Historical analysis of Jack In income statement accounts such as Cost of Revenue of 1 B or Earning Before Interest and Taxes EBIT of 136.1 M can show how well Jack In The Box performed in making a profits. Evaluating Jack In income statement over time to spot trends is a great complementary tool to traditional technical analysis and can indicate the direction of Jack In future profits or losses. Financial Statement Analysis is much more than just reviewing and examining Jack In The latest accounting reports in order to predict its past. Macroaxis encourages investors to analyze financial statement over time for various trends across multiple indicators and accounts to determine whether Jack In The is a good buy for the upcoming year. Please also check Risk vs Return Analysis.
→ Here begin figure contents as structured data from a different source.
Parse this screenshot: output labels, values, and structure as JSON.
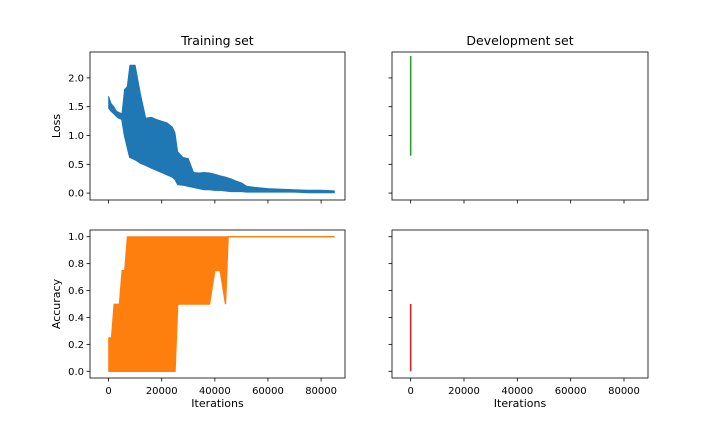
{
  "chart_data": [
    {
      "type": "line",
      "title": "Training set",
      "xlabel": "",
      "ylabel": "Loss",
      "xlim": [
        -7000,
        89000
      ],
      "ylim": [
        -0.12,
        2.45
      ],
      "xticks": [
        0,
        20000,
        40000,
        60000,
        80000
      ],
      "xticklabels": [
        "",
        "",
        "",
        "",
        ""
      ],
      "yticks": [
        0.0,
        0.5,
        1.0,
        1.5,
        2.0
      ],
      "yticklabels": [
        "0.0",
        "0.5",
        "1.0",
        "1.5",
        "2.0"
      ],
      "color": "#1f77b4",
      "series": [
        {
          "x": [
            0,
            1000,
            2000,
            3000,
            4000,
            5000,
            6000,
            7000,
            8000,
            9000,
            10000,
            12000,
            14000,
            16000,
            18000,
            20000,
            22000,
            24000,
            25000,
            26000,
            28000,
            30000,
            32000,
            34000,
            36000,
            38000,
            40000,
            42000,
            44000,
            46000,
            48000,
            50000,
            52000,
            55000,
            60000,
            65000,
            70000,
            75000,
            80000,
            85000
          ],
          "high": [
            1.68,
            1.55,
            1.5,
            1.42,
            1.4,
            1.38,
            1.8,
            1.85,
            2.22,
            2.22,
            2.22,
            1.72,
            1.3,
            1.32,
            1.28,
            1.25,
            1.22,
            1.15,
            1.05,
            0.72,
            0.62,
            0.6,
            0.36,
            0.35,
            0.36,
            0.35,
            0.33,
            0.3,
            0.28,
            0.25,
            0.21,
            0.18,
            0.12,
            0.1,
            0.08,
            0.07,
            0.06,
            0.05,
            0.05,
            0.04
          ],
          "low": [
            1.48,
            1.42,
            1.38,
            1.33,
            1.3,
            1.28,
            1.0,
            0.8,
            0.62,
            0.6,
            0.58,
            0.52,
            0.48,
            0.44,
            0.4,
            0.36,
            0.32,
            0.28,
            0.24,
            0.15,
            0.14,
            0.12,
            0.1,
            0.08,
            0.06,
            0.06,
            0.05,
            0.05,
            0.04,
            0.03,
            0.03,
            0.03,
            0.02,
            0.02,
            0.02,
            0.02,
            0.02,
            0.01,
            0.01,
            0.01
          ]
        }
      ]
    },
    {
      "type": "line",
      "title": "Development set",
      "xlabel": "",
      "ylabel": "",
      "xlim": [
        -7000,
        89000
      ],
      "ylim": [
        -0.12,
        2.45
      ],
      "xticks": [
        0,
        20000,
        40000,
        60000,
        80000
      ],
      "xticklabels": [
        "",
        "",
        "",
        "",
        ""
      ],
      "yticks": [
        0.0,
        0.5,
        1.0,
        1.5,
        2.0
      ],
      "yticklabels": [
        "",
        "",
        "",
        "",
        ""
      ],
      "color": "#2ca02c",
      "series": [
        {
          "x": [
            0,
            0
          ],
          "low": [
            0.65,
            0.65
          ],
          "high": [
            2.38,
            2.38
          ]
        }
      ]
    },
    {
      "type": "line",
      "title": "",
      "xlabel": "Iterations",
      "ylabel": "Accuracy",
      "xlim": [
        -7000,
        89000
      ],
      "ylim": [
        -0.05,
        1.05
      ],
      "xticks": [
        0,
        20000,
        40000,
        60000,
        80000
      ],
      "xticklabels": [
        "0",
        "20000",
        "40000",
        "60000",
        "80000"
      ],
      "yticks": [
        0.0,
        0.2,
        0.4,
        0.6,
        0.8,
        1.0
      ],
      "yticklabels": [
        "0.0",
        "0.2",
        "0.4",
        "0.6",
        "0.8",
        "1.0"
      ],
      "color": "#ff7f0e",
      "series": [
        {
          "x": [
            0,
            1000,
            2000,
            3000,
            4000,
            5000,
            6000,
            7000,
            8000,
            10000,
            12000,
            14000,
            16000,
            18000,
            20000,
            22000,
            24000,
            25000,
            26000,
            28000,
            30000,
            32000,
            34000,
            36000,
            38000,
            40000,
            42000,
            44000,
            45000,
            50000,
            55000,
            60000,
            65000,
            70000,
            75000,
            80000,
            85000
          ],
          "high": [
            0.25,
            0.25,
            0.5,
            0.5,
            0.5,
            0.75,
            0.75,
            1.0,
            1.0,
            1.0,
            1.0,
            1.0,
            1.0,
            1.0,
            1.0,
            1.0,
            1.0,
            1.0,
            1.0,
            1.0,
            1.0,
            1.0,
            1.0,
            1.0,
            1.0,
            1.0,
            1.0,
            1.0,
            1.0,
            1.0,
            1.0,
            1.0,
            1.0,
            1.0,
            1.0,
            1.0,
            1.0
          ],
          "low": [
            0.0,
            0.0,
            0.0,
            0.0,
            0.0,
            0.0,
            0.0,
            0.0,
            0.0,
            0.0,
            0.0,
            0.0,
            0.0,
            0.0,
            0.0,
            0.0,
            0.0,
            0.0,
            0.5,
            0.5,
            0.5,
            0.5,
            0.5,
            0.5,
            0.5,
            0.75,
            0.75,
            0.5,
            1.0,
            1.0,
            1.0,
            1.0,
            1.0,
            1.0,
            1.0,
            1.0,
            1.0
          ]
        }
      ]
    },
    {
      "type": "line",
      "title": "",
      "xlabel": "Iterations",
      "ylabel": "",
      "xlim": [
        -7000,
        89000
      ],
      "ylim": [
        -0.05,
        1.05
      ],
      "xticks": [
        0,
        20000,
        40000,
        60000,
        80000
      ],
      "xticklabels": [
        "0",
        "20000",
        "40000",
        "60000",
        "80000"
      ],
      "yticks": [
        0.0,
        0.2,
        0.4,
        0.6,
        0.8,
        1.0
      ],
      "yticklabels": [
        "",
        "",
        "",
        "",
        "",
        ""
      ],
      "color": "#d62728",
      "series": [
        {
          "x": [
            0,
            0
          ],
          "low": [
            0.0,
            0.0
          ],
          "high": [
            0.5,
            0.5
          ]
        }
      ]
    }
  ]
}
Earning Before Interest and Taxes EBITEarnings Before Interest and Tax is calculated by adding [TaxExp] and [IntExp] back to [NetInc].
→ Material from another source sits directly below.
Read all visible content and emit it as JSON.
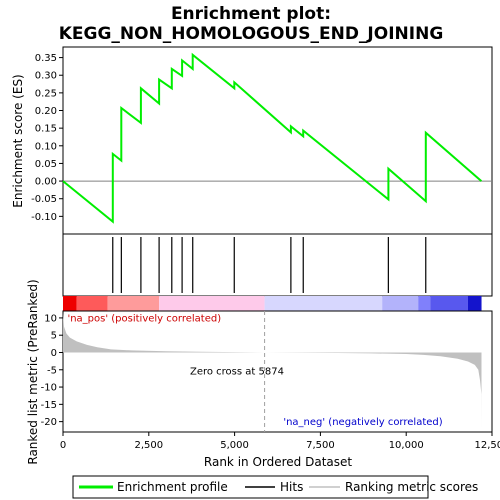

Net IncomeNet income is one of the most important fundamental items in finance. It plays a large role in Jack In The financial statement analysis. It represents the amount of money remaining after all of Jack In The Box operating expenses, interest, taxes and preferred stock dividends have been deducted from a company total revenue. The portion of profit or loss for the period; net of income taxes; which is attributable to the parent after the deduction of [NetIncNCI] from [ConsolInc]; and before the deduction of [PrefDivIS].
Net Income Common Stock USD[NetIncCmn] in USD; converted by [FXUSD].
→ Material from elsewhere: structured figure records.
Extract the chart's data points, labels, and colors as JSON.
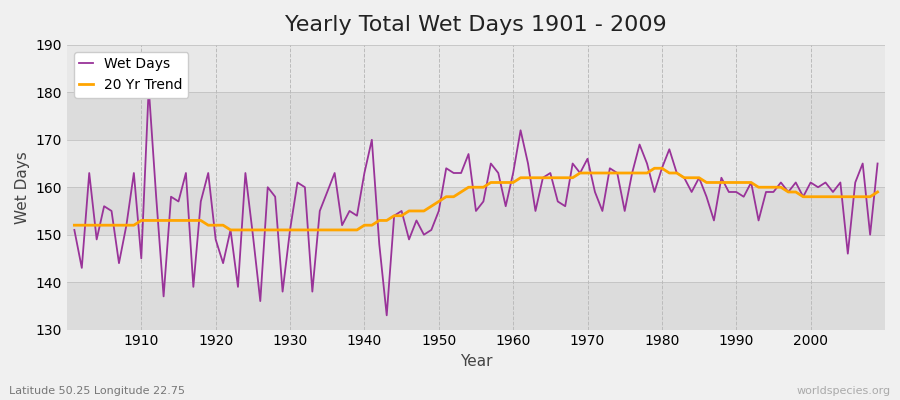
{
  "title": "Yearly Total Wet Days 1901 - 2009",
  "xlabel": "Year",
  "ylabel": "Wet Days",
  "subtitle": "Latitude 50.25 Longitude 22.75",
  "watermark": "worldspecies.org",
  "ylim": [
    130,
    190
  ],
  "yticks": [
    130,
    140,
    150,
    160,
    170,
    180,
    190
  ],
  "xlim": [
    1900,
    2010
  ],
  "xticks": [
    1910,
    1920,
    1930,
    1940,
    1950,
    1960,
    1970,
    1980,
    1990,
    2000
  ],
  "years": [
    1901,
    1902,
    1903,
    1904,
    1905,
    1906,
    1907,
    1908,
    1909,
    1910,
    1911,
    1912,
    1913,
    1914,
    1915,
    1916,
    1917,
    1918,
    1919,
    1920,
    1921,
    1922,
    1923,
    1924,
    1925,
    1926,
    1927,
    1928,
    1929,
    1930,
    1931,
    1932,
    1933,
    1934,
    1935,
    1936,
    1937,
    1938,
    1939,
    1940,
    1941,
    1942,
    1943,
    1944,
    1945,
    1946,
    1947,
    1948,
    1949,
    1950,
    1951,
    1952,
    1953,
    1954,
    1955,
    1956,
    1957,
    1958,
    1959,
    1960,
    1961,
    1962,
    1963,
    1964,
    1965,
    1966,
    1967,
    1968,
    1969,
    1970,
    1971,
    1972,
    1973,
    1974,
    1975,
    1976,
    1977,
    1978,
    1979,
    1980,
    1981,
    1982,
    1983,
    1984,
    1985,
    1986,
    1987,
    1988,
    1989,
    1990,
    1991,
    1992,
    1993,
    1994,
    1995,
    1996,
    1997,
    1998,
    1999,
    2000,
    2001,
    2002,
    2003,
    2004,
    2005,
    2006,
    2007,
    2008,
    2009
  ],
  "wet_days": [
    151,
    143,
    163,
    149,
    156,
    155,
    144,
    152,
    163,
    145,
    181,
    158,
    137,
    158,
    157,
    163,
    139,
    157,
    163,
    149,
    144,
    151,
    139,
    163,
    150,
    136,
    160,
    158,
    138,
    151,
    161,
    160,
    138,
    155,
    159,
    163,
    152,
    155,
    154,
    163,
    170,
    148,
    133,
    154,
    155,
    149,
    153,
    150,
    151,
    155,
    164,
    163,
    163,
    167,
    155,
    157,
    165,
    163,
    156,
    163,
    172,
    165,
    155,
    162,
    163,
    157,
    156,
    165,
    163,
    166,
    159,
    155,
    164,
    163,
    155,
    163,
    169,
    165,
    159,
    164,
    168,
    163,
    162,
    159,
    162,
    158,
    153,
    162,
    159,
    159,
    158,
    161,
    153,
    159,
    159,
    161,
    159,
    161,
    158,
    161,
    160,
    161,
    159,
    161,
    146,
    161,
    165,
    150,
    165
  ],
  "trend": [
    152,
    152,
    152,
    152,
    152,
    152,
    152,
    152,
    152,
    153,
    153,
    153,
    153,
    153,
    153,
    153,
    153,
    153,
    152,
    152,
    152,
    151,
    151,
    151,
    151,
    151,
    151,
    151,
    151,
    151,
    151,
    151,
    151,
    151,
    151,
    151,
    151,
    151,
    151,
    152,
    152,
    153,
    153,
    154,
    154,
    155,
    155,
    155,
    156,
    157,
    158,
    158,
    159,
    160,
    160,
    160,
    161,
    161,
    161,
    161,
    162,
    162,
    162,
    162,
    162,
    162,
    162,
    162,
    163,
    163,
    163,
    163,
    163,
    163,
    163,
    163,
    163,
    163,
    164,
    164,
    163,
    163,
    162,
    162,
    162,
    161,
    161,
    161,
    161,
    161,
    161,
    161,
    160,
    160,
    160,
    160,
    159,
    159,
    158,
    158,
    158,
    158,
    158,
    158,
    158,
    158,
    158,
    158,
    159
  ],
  "wet_days_color": "#993399",
  "trend_color": "#FFA500",
  "band_colors": [
    "#dcdcdc",
    "#e8e8e8"
  ],
  "figure_bg": "#f0f0f0",
  "grid_color_vertical": "#cccccc",
  "title_fontsize": 16,
  "label_fontsize": 11,
  "tick_fontsize": 10,
  "legend_fontsize": 10
}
RevenuesRevenues refers to the total amount of money received by Jack In for goods sold or services provided during a certain time period. It also includes all of Jack In The sales as well as any other increase in Jack In The Box equity.Revenues are reported on Jack In The income statement and calculated before any expenses are subtracted. Amount of Revenue recognized from goods sold; services rendered; insurance premiums; or other activities that constitute an earning process. Interest income for financial institutions is reported net of interest expense and provision for credit losses.